Understanding Loss and Grief

Pat Mersy

Many Sundays I help facilitate our SaddleBrooke bereavement group and our members are often discussing how people react to them following their loved one’s death. Now, in a small way, I understand more of what they tell us about their experiences.

Recently our 15 year old cat Cleo died after a vicious, fast moving cancer. Cleo was a character and our house is very different now without her.

Grieving is very painful, even when it is just a cat. People I know have reacted in many ways when talking to me about Cleo’s death. Some people have said she was “just a cat,” others have said, “Oh well, you still have the dogs.” A few people have been very sad about our loss of Cleo, including cat lovers, some friends and my daughter who sent us a framed photo of her.

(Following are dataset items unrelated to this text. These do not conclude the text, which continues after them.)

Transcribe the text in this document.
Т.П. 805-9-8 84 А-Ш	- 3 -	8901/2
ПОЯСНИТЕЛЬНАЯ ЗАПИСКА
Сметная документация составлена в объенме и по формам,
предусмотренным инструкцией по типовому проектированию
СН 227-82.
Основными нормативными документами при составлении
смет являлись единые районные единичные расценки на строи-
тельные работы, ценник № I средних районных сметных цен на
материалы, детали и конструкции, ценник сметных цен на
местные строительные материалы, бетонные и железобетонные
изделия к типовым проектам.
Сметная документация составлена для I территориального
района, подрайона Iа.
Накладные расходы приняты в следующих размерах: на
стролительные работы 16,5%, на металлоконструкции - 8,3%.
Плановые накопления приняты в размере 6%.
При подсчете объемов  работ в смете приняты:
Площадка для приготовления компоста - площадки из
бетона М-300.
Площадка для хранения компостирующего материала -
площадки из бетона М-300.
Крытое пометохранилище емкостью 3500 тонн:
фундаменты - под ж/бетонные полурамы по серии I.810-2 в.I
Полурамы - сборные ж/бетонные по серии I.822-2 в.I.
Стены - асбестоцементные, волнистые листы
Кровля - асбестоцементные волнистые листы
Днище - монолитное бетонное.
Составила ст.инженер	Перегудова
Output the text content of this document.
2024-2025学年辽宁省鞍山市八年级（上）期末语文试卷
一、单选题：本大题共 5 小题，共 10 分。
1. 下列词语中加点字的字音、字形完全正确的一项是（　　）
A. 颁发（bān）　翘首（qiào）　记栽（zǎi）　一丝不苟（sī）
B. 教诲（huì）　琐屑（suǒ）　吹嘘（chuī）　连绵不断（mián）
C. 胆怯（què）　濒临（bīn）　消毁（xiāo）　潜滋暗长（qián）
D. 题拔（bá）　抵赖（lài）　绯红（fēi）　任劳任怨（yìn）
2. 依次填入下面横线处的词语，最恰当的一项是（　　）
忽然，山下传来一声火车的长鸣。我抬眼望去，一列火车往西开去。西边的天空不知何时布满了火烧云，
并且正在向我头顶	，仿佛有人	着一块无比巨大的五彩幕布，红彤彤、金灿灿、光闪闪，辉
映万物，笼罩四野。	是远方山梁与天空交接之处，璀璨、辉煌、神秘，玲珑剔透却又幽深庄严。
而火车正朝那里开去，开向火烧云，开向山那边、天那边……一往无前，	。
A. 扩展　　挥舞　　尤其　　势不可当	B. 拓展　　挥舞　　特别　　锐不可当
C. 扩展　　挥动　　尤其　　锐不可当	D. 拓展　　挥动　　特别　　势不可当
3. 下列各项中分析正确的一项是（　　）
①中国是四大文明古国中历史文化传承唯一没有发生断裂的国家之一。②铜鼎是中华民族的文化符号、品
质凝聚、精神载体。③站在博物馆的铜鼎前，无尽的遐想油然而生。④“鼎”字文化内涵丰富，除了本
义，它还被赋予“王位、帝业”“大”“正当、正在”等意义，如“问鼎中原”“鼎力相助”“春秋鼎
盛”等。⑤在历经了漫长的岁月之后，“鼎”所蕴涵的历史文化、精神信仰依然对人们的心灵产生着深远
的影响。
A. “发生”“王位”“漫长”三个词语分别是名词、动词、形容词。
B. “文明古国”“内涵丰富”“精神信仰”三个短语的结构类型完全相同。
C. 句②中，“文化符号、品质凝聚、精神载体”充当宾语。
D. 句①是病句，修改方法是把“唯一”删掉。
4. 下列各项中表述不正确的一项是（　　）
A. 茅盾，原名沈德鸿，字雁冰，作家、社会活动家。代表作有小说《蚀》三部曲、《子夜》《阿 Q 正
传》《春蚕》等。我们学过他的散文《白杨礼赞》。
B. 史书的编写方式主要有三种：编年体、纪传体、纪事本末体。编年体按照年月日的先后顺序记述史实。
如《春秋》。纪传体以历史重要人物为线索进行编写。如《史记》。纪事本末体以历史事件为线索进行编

Some guidelines for people who encounter a grieving friend or relative are below:

* Don’t avoid a person who is grieving—instead pleasantly say to them, “I am very sorry for your loss. Let me know what I can do for you.”

* Don’t try to say things like “He or she is now in a better place.”

* Continue to invite them to gatherings such as you would have done if the loved one was still alive.

* Don’t assume they are all over the loss as time goes by. The famous one year marker is merely a milestone in a painful grieving process.

* They may say no if you ask them to join you at a movie or concert but don’t give up on trying to include them in your plans.

* Don’t criticize them for what you see as strange behavior—-yes, they are hurting and everyone handles their grief in a different way. There is no recipe on how to grieve.

For those of you who have suffered a loss recently, the SaddleBrooke Bereavement group is open for all people who have experienced a loss. It meets every Sunday in the Coyote Room at HOA 1 from 4:00 to 5:30 p.m.